In the poem ‘’Angle’’, the narrator begins by trying to make the person left behind feel better. He acts in the first two stanzas as the protector but this attitude changes in the last stanza. There, ironically, he portrays himself as a small child, in need of protection and help from the person he was trying to protect from pain.

Genre

The majority of the poems are meditative ones.

Setting

The poem ‘’When Spring Goes by’’ is set on a field, during springtime.

Tone

The tone used in the poems is a depressing one.

Protagonist and Antagonist

The protagonist in the poem ‘’When Spring goes by’’ is the spring and the antagonist is the frost.

Major Conflict

The major conflict in most of the poems is between life and death.

Climax

The poem ‘’At the cedars’’ reaches its climax when the two girls die in the accident.

Foreshadowing

The death of the two girls in the poem ‘’At the cedars’’ is foreshadows by the mentioning of the cedar trees, commonly used as symbols for death and misfortune.

Understatement

In the poem ‘’When Spring goes by’’ the narrator suggests in the beginning that spring was affected by front and may even regress back to winter.
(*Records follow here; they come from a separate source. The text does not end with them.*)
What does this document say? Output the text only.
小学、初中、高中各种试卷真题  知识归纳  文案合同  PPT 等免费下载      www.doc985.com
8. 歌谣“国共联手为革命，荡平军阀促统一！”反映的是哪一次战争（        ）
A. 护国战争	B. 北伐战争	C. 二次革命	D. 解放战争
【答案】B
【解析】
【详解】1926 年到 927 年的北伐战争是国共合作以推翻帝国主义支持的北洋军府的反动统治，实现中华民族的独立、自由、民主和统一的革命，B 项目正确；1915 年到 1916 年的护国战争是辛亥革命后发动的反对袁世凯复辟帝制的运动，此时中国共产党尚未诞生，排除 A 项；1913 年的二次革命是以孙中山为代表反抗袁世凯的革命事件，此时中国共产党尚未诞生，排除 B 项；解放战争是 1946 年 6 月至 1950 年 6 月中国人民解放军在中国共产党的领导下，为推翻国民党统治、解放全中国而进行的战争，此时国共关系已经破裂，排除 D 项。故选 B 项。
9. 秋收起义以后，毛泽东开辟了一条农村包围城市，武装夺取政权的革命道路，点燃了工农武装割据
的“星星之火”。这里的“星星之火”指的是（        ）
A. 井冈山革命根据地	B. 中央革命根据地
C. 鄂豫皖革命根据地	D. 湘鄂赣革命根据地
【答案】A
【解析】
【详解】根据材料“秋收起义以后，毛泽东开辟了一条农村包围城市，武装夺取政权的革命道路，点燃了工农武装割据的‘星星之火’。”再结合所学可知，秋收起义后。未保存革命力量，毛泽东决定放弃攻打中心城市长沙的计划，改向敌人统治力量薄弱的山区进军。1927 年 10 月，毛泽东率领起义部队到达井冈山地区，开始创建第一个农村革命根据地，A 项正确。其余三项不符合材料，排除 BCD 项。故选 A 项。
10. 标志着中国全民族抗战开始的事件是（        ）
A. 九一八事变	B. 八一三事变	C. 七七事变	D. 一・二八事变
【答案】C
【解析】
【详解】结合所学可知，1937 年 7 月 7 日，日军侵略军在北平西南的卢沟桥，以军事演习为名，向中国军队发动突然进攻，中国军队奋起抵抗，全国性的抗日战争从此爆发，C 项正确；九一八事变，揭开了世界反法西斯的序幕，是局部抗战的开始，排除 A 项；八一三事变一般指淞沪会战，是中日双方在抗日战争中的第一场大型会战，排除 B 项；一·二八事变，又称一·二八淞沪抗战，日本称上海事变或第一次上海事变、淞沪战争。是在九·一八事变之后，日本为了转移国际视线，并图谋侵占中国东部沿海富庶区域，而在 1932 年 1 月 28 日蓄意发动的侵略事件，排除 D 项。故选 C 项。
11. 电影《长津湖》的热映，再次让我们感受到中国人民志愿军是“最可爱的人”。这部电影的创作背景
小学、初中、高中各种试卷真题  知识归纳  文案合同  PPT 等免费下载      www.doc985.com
This is an understatement as in the second stanza the narrator describes the way spring wakes the vegetation to life.

Allusions

In the poem ‘’Angle’’ it is alluded that the narrator of the story is dead and he talks with a loved one who may want to join him in heaven.

Metonymy and Synecdoche

N/A

Personification

We find personification in the line ‘’ constant, silver thrill’’.

Hyperbole

We find a hyperbole in the line ‘’ Close their burning skies.’’ in the poem ‘’Angles’’.

Onomatopoeia

We find an onomatopoeia in the line ‘’ When the sighs like sobs re-kindled’’ in the poem ‘’Angles’’.